Legal scholarship has not only missed the depth and breadth of information that can be collected, analyzed, and deployed, but it also has largely overlooked a concerning new practice: biomanipulation, which I define as the use of biometric data to identify, analyze, predict, and manipulate a person’s beliefs, desires, emotions, cognitive processes, and/or behavior. Books and articles on consumer and market manipulation, of course, have been around for decades; but the role of biometric data in presenting an immediate, more personalized, and more concerning form of insight and potential control has gone largely unnoticed.
For the past fifteen years, companies have delved headlong into this realm, pushing the boundaries and looking for ways to capitalize on biometrically enabled inventions. Paralleled by scientific and technological advances, a fundamentally different world has emerged. Early on, emphasis was placed on consumer behavior. Meta, for example, has patented a system to extract linguistic data (words, word stems, and communication patterns) and facial markers, and pair them with demographic and social network information. It considers the level of influence wielded by a node in a network, the number of connections, and engagement patterns, as well as biographic data (e.g., affinities, work experience, education, hobbies, location, and preferences), for news feeds, ranking, advertising, and other activities.
What is at stake, though, is more than just purchasing patterns. Biometric data can be used to generate insight into an individual’s beliefs, desires, emotions, and fears—and then to alter them.
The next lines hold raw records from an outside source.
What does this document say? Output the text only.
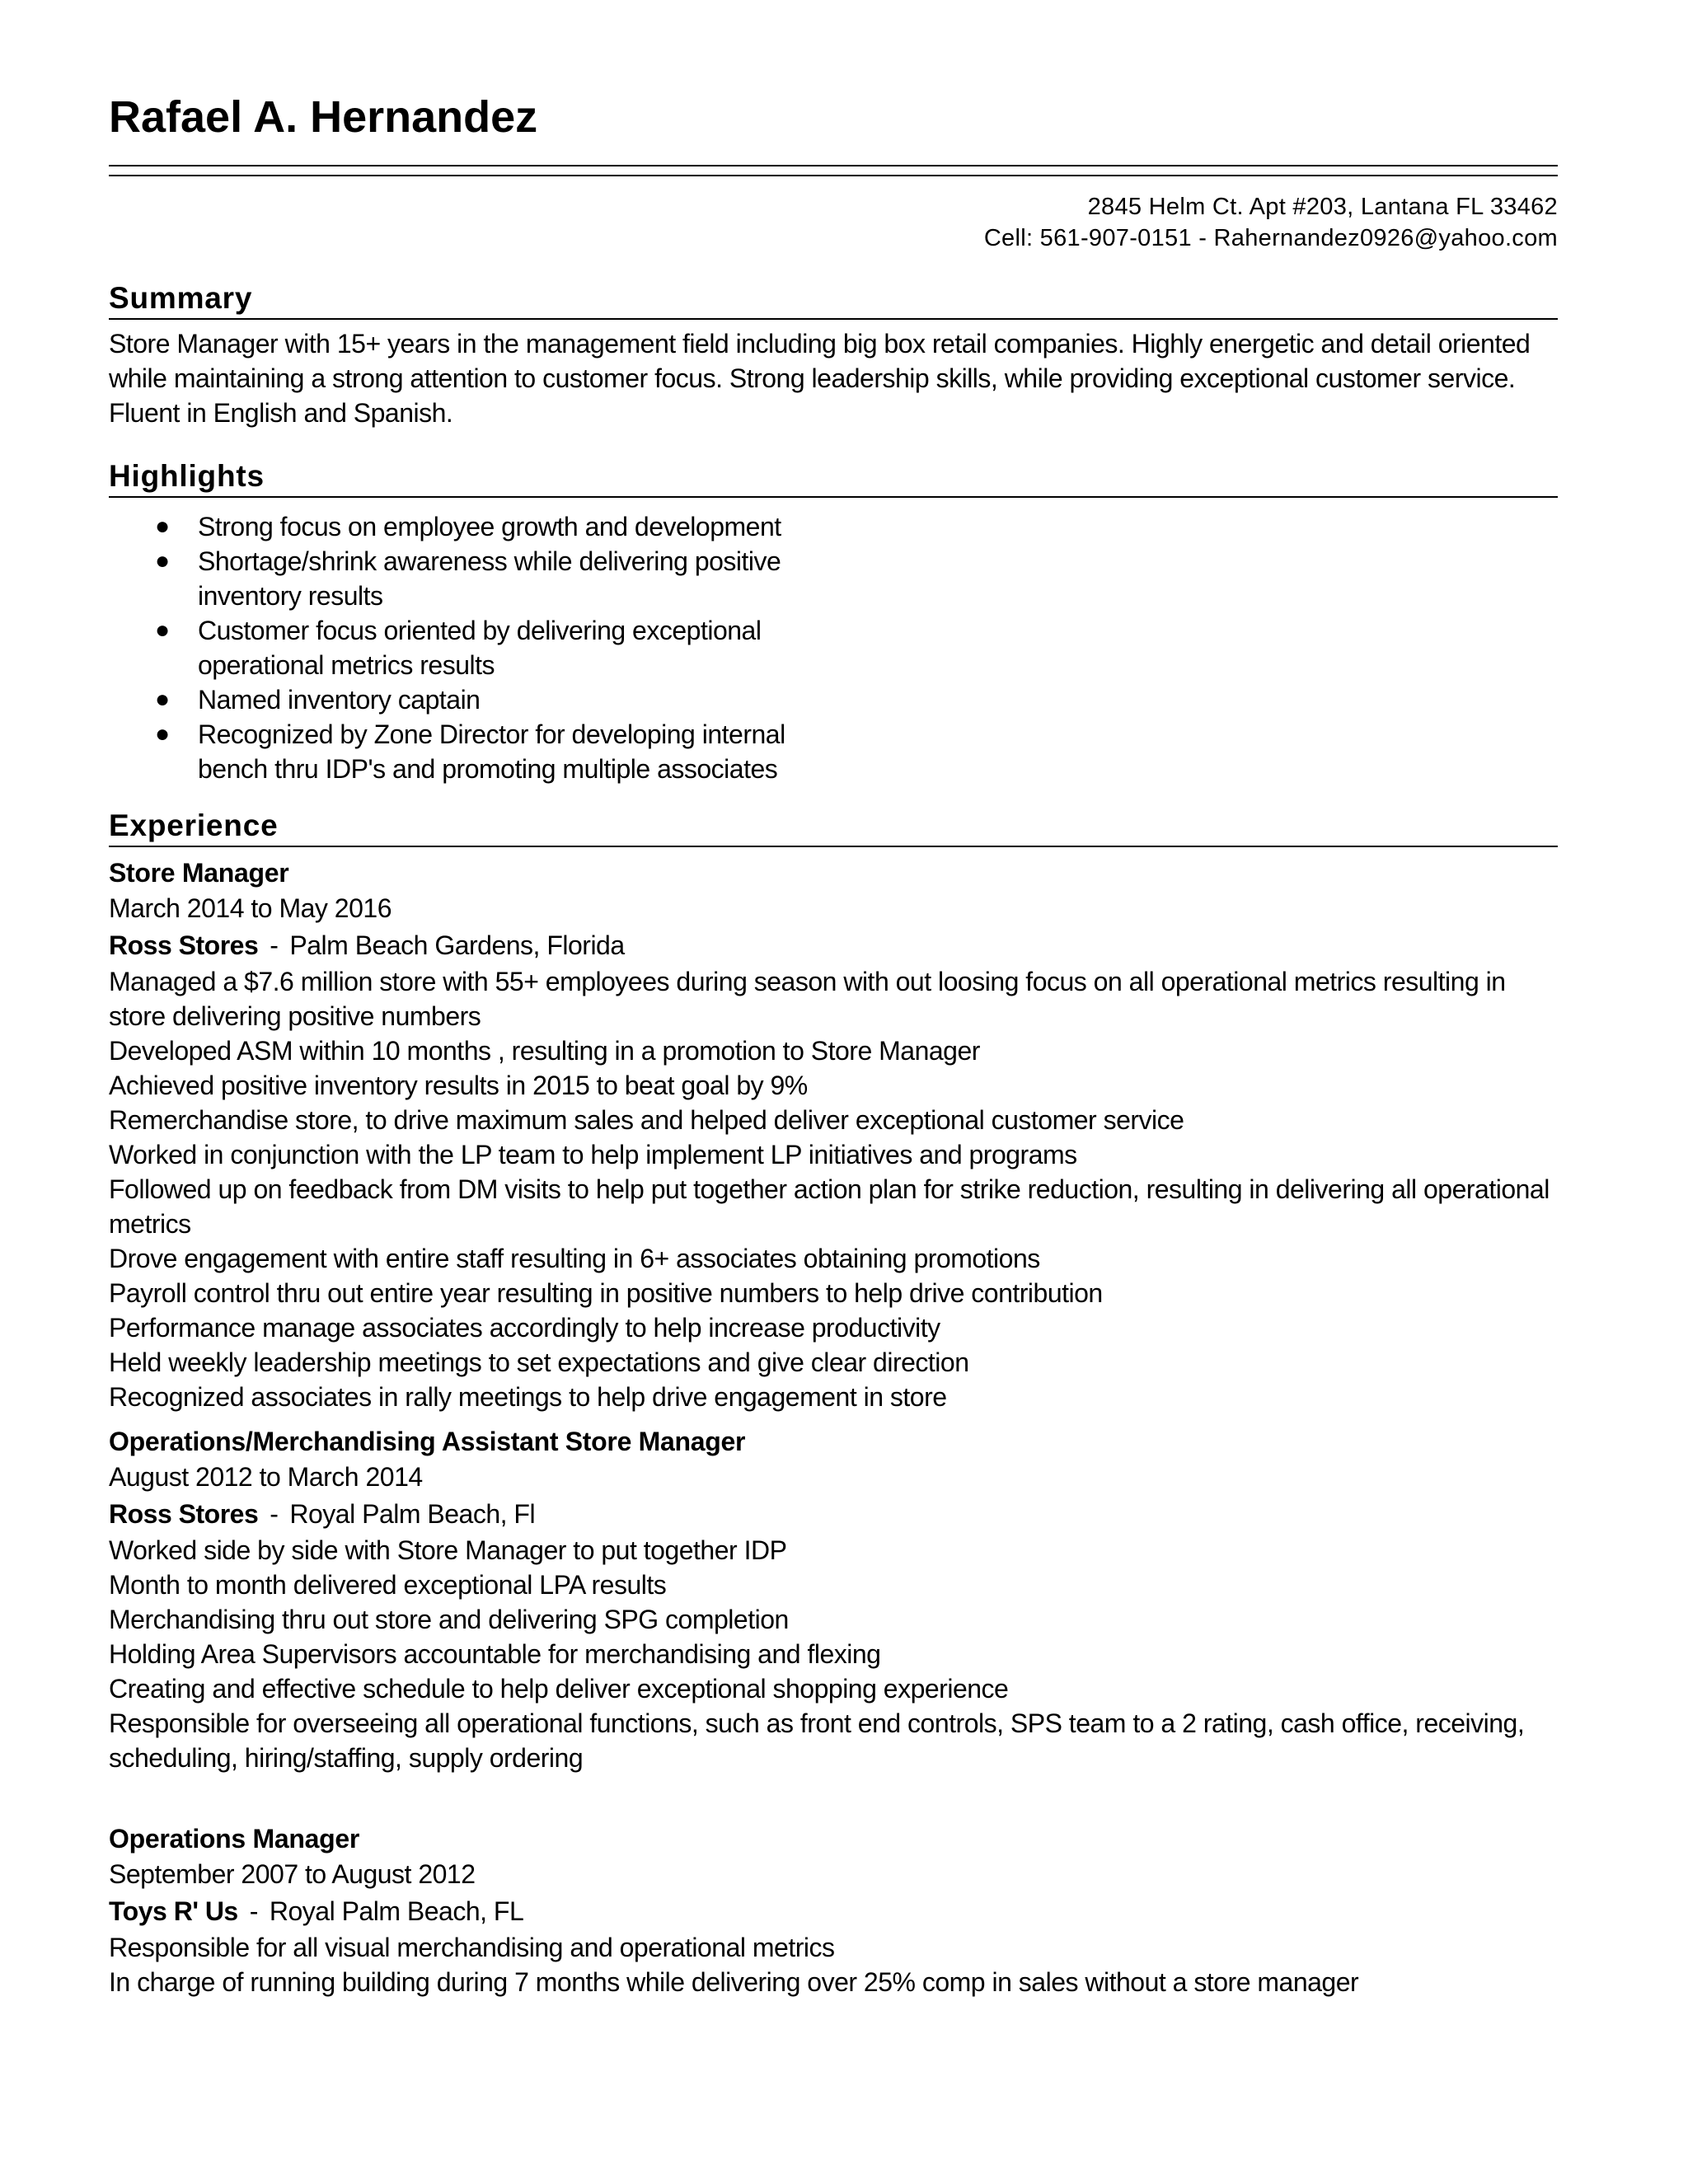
Rafael A. Hernandez
2845 Helm Ct. Apt #203, Lantana FL 33462
Cell: 561-907-0151 - Rahernandez0926@yahoo.com
Summary
Store Manager with 15+ years in the management field including big box retail companies. Highly energetic and detail oriented while maintaining a strong attention to customer focus. Strong leadership skills, while providing exceptional customer service. Fluent in English and Spanish.
Highlights
● Strong focus on employee growth and development
● Shortage/shrink awareness while delivering positive inventory results
● Customer focus oriented by delivering exceptional operational metrics results
● Named inventory captain
● Recognized by Zone Director for developing internal bench thru IDP's and promoting multiple associates
Experience
Store Manager
March 2014 to May 2016
Ross Stores - Palm Beach Gardens, Florida
Managed a $7.6 million store with 55+ employees during season with out loosing focus on all operational metrics resulting in store delivering positive numbers
Developed ASM within 10 months , resulting in a promotion to Store Manager
Achieved positive inventory results in 2015 to beat goal by 9%
Remerchandise store, to drive maximum sales and helped deliver exceptional customer service
Worked in conjunction with the LP team to help implement LP initiatives and programs
Followed up on feedback from DM visits to help put together action plan for strike reduction, resulting in delivering all operational metrics
Drove engagement with entire staff resulting in 6+ associates obtaining promotions
Payroll control thru out entire year resulting in positive numbers to help drive contribution
Performance manage associates accordingly to help increase productivity
Held weekly leadership meetings to set expectations and give clear direction
Recognized associates in rally meetings to help drive engagement in store
Operations/Merchandising Assistant Store Manager
August 2012 to March 2014
Ross Stores - Royal Palm Beach, Fl
Worked side by side with Store Manager to put together IDP
Month to month delivered exceptional LPA results
Merchandising thru out store and delivering SPG completion
Holding Area Supervisors accountable for merchandising and flexing
Creating and effective schedule to help deliver exceptional shopping experience
Responsible for overseeing all operational functions, such as front end controls, SPS team to a 2 rating, cash office, receiving, scheduling, hiring/staffing, supply ordering
Operations Manager
September 2007 to August 2012
Toys R' Us - Royal Palm Beach, FL
Responsible for all visual merchandising and operational metrics
In charge of running building during 7 months while delivering over 25% comp in sales without a store manager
In 2022, for instance, Amazon secured a patent to analyze an individual’s emotional state, set a new target state, deliver content to get the individual to hit that goal, evaluate the impact of stimuli delivered, and continue to shape the individual’s emotions until the desired emotional state has been reached. The company explained,
[I]f a content provider intends to scare a user playing a game, the system may select content known to be scary, such as monsters or zombies, or may present video or audio (e.g., dark colors, scary sounds, or the like) to present in the game to the user. . . . The system may modify content based on a target or desired emotion to cause. For example, additional zombies may be added to an existing scene, or the tone or pitch of audio may be adjusted without causing an interruption to the presentation of the content.
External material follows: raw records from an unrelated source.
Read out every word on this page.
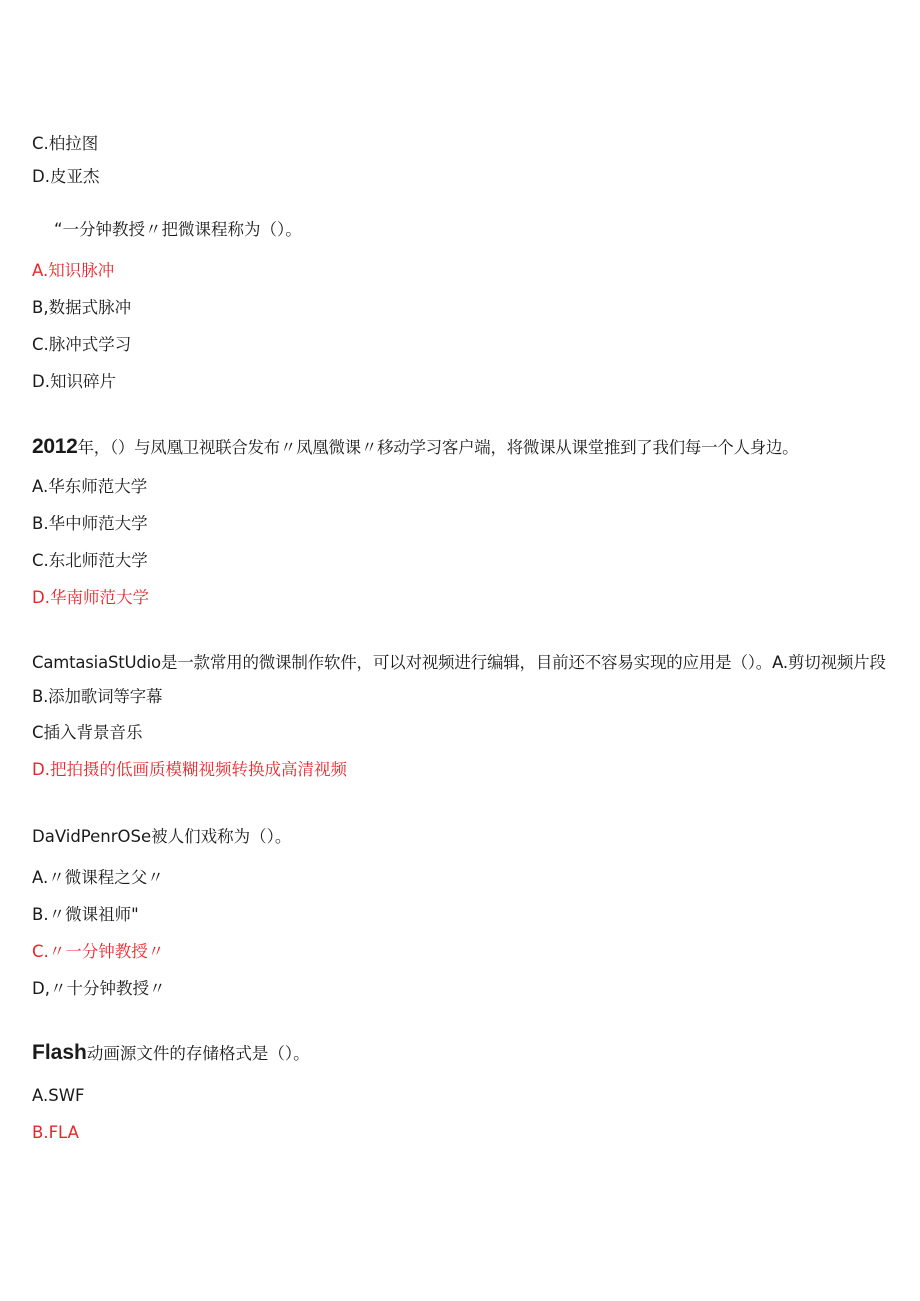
C.柏拉图
D.皮亚杰
“一分钟教授〃把微课程称为（）。
A.知识脉冲
B,数据式脉冲
C.脉冲式学习
D.知识碎片
2012年，（）与凤凰卫视联合发布〃凤凰微课〃移动学习客户端，将微课从课堂推到了我们每一个人身边。
A.华东师范大学
B.华中师范大学
C.东北师范大学
D.华南师范大学
CamtasiaStUdio是一款常用的微课制作软件，可以对视频进行编辑，目前还不容易实现的应用是（）。A.剪切视频片段B.添加歌词等字幕
C插入背景音乐
D.把拍摄的低画质模糊视频转换成高清视频
DaVidPenrOSe被人们戏称为（）。
A.〃微课程之父〃
B.〃微课祖师"
C.〃一分钟教授〃
D,〃十分钟教授〃
Flash动画源文件的存储格式是（）。
A.SWF
B.FLA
Prior systems fell short; they failed to “account for a user’s current emotional state and how significant the transition from the user’s current emotional state to a target emotional state at a given time may be.” The proposed system selected and customized content to elicit the most direct emotional impact for each user, allowing it to obtain the “desired change to the user’s emotional state” within time limits. It employed “cameras, microphones, heartrate monitors, biometric sensors, [and] other . . . devices . . . to analyze and identify a user’s emotional state at a given time.” It could take into account body, arm, and hand position, heartrate, and other indicators, such as “fingerprints, face recognition, blood flow, retinal data, voice data, scents, and other data” to determine the user’s precise emotional state. The information could yield insight into “which content is associated with causing certain emotions, how often, how long it takes a user to transition from one emotion to another emotion, and other data.” The aim was to develop a system which could manipulate a target’s future emotions.
Publication Citation
Georgetown Law Journal, Forthcoming.
Scholarly Commons Citation
Donohue, Laura K., "Biomanipulation" (2025). Georgetown Law Faculty Publications and Other Works. 2622.